City of Kom Ombo
This small Egyptian town is located on the western bank of the Nile. It is located about forty kilometers north of Aswan, near a vast plain cultivated with sugar cane and maize. With the ancient Egyptian name of “Nubyt”, this site was at the center of one of the caravan routes leading to the gold mines of the ancient region of Nubia, which later became a training place for elephants for the Roman army.
This past rich in history does not lack in the city of today a considerable presence of archaeological sites.

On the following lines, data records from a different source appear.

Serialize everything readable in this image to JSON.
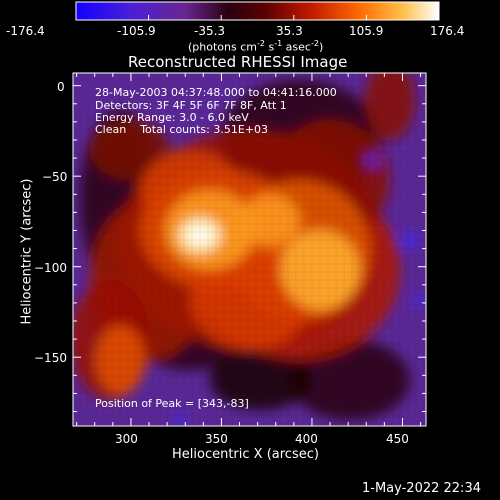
{
  "colorbar": {
    "ticks": [
      "-176.4",
      "-105.9",
      "-35.3",
      "35.3",
      "105.9",
      "176.4"
    ],
    "units_text": "(photons cm",
    "units_exp1": "-2",
    "units_mid1": " s",
    "units_exp2": "-1",
    "units_mid2": " asec",
    "units_exp3": "-2",
    "units_close": ")",
    "colors": [
      "#1a00ff",
      "#5a23a8",
      "#3a000a",
      "#c32000",
      "#ff8a1a",
      "#ffffff"
    ]
  },
  "plot": {
    "title": "Reconstructed RHESSI Image",
    "xlabel": "Heliocentric X (arcsec)",
    "ylabel": "Heliocentric Y (arcsec)",
    "xticks": [
      "300",
      "350",
      "400",
      "450"
    ],
    "yticks": [
      "0",
      "−50",
      "−100",
      "−150"
    ],
    "xrange": [
      268,
      463
    ],
    "yrange": [
      -188,
      7
    ],
    "peak": [
      343,
      -83
    ]
  },
  "annotations": {
    "time": "28-May-2003 04:37:48.000 to 04:41:16.000",
    "detectors": "Detectors: 3F 4F 5F 6F 7F 8F, Att 1",
    "energy": "Energy Range: 3.0 - 6.0 keV",
    "clean": "Clean    Total counts: 3.51E+03",
    "peak": "Position of Peak = [343,-83]"
  },
  "footer": {
    "timestamp": "1-May-2022 22:34"
  }
}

Among these, the Temple dedicated to the worship of Sobek and Haroeris stands out, located on a small hill from which you can admire a splendid panorama overlooking the bend of the Nile and the island of El-Mansuriya.
Temple of Kom Ombo
The Kom Ombo Temple is located in the homonymous village of Upper Egypt, in the south of the country. This place of worship was built during the rule of the Ptolemaic dynasty. It is particularly beautiful to reach the site on board a cruise on the Nile, the temple stands right on the bank of the Nile, where ships dock, it is a sight to see the figure that stands out on the promontory of Kom Ombo (the hill of Ombos) overlooking on the small recess of the river basin.
However, it is also possible to get there by bus from Aswan or by car. If you don’t want to cruise, but still want to admire the temple from the Nile, it can also be reached along the way from Luxor to Aswan on a typical boat: the Felucca. [ Enjoy with our Aswan day tours ]
The main secret of the name of Kom Ombo
The name of the temple in the ancient Egyptian language was Pa-Sobek which means “The possession of Sobek”. Kom Ombo in Egyptian mythology represented the god of water and floods of the Nile; son of the goddess Neith, in the role of lord of the waters and fertility, she was worshiped in the capital of the XXI district of Upper Egypt: Crocodilopolis, today’s Fayoum.
The temple was initially built by Ptolemy VI at the beginning of his reign, later it was enlarged by his successors, in particular, Ptolemy XIII built the external and internal hypostyle halls.
The bas-reliefs and decorations of the temple of Kom Ombo
The bas-reliefs that decorate the sanctuaries reserve the same importance for both divinities. The decorations recall the typical elements of the Ptolemaic period with scenes of worship and priestly ceremonies; only in the back chapels are the oldest bas-reliefs in perfect condition.
One of the most interesting bas-reliefs depicts what would appear to be various surgical instruments, but not all scholars agree. In the same bas-relief, two pregnant women are represented. The temple was the destination of many faithful who came to ask for divine intercession against infirmities.
On the back of the external courtyard, a false door is depicted in precise
correspondence with the intersection point of the two wings of the temple. The entrance, on the east side, is decorated with three papyrus-shaped columns that delimit two different entrances both decorated with the winged solar disk.
In the hypostyle hall supported by ten columns, the walls are decorated with bas-reliefs, among which two particularly refined ones, both celebrating Pharaoh Ptolemy XII.
Finally, the entire building is surrounded by a double wall that creates an external courtyard also decorated with scenes of worship and priestly ceremonies.
Architectural structure and information of the temple of Kom Ombo which is dedicated to the god Sobek and Horus
The temple is particular because the cult was dedicated to two triads of divinities. An older and more primordial one formed by the crocodile god Sobek, Hathor, and Khonsu. The second, posterior, constituted by Haroeris, a solar manifestation of the falcon god (Horus), Tasenet-no fret sister of Horus, and Panebtani, the lord of the two countries.
Since the temple is dedicated to Sobek and Horus the old man is composed in his structure of two perfectly symmetrical bodies and the entrances that stand there are two: it has two identical entrances, identical hypostyle halls, and identical sanctuaries. The symmetrical structure of the temple is intended as a tribute to the mythological bond of the two divinities. The sanctuary on the right is dedicated to Sobek, while the one on the left to Horus.
The location of the Kom Ombo temple
it also tells us a lot about the importance that the priests of Ancient Egypt gave to nature, to its cycles, and above all, it is testimony to the sacredness attributed to the Nile crocodiles which gathered on an outcrop at a bend in the Nile in ancient times.
During the visit to the temple, you can admire mummified crocodiles, exposed in the three vestibules, unfortunately in a poor state of conservation, which precede the double sanctuary of Horus and Sobek, clay coffins, and beautiful reliefs on the walls. Some of the three hundred mummies of crocodiles discovered in the surroundings are exhibited in a museum not far from the temple.
Much of the temple was destroyed by floods due to its proximity to the river, earthquakes, and also by subsequent builders who used the building as a building quarry, moreover some of the internal reliefs were defaced when the temple was transformed into a Coptic Orthodox church.
The temple you can visit from October to May (06: 00-16: 00 hours) and from June to September (06: 00-17: 00 hours).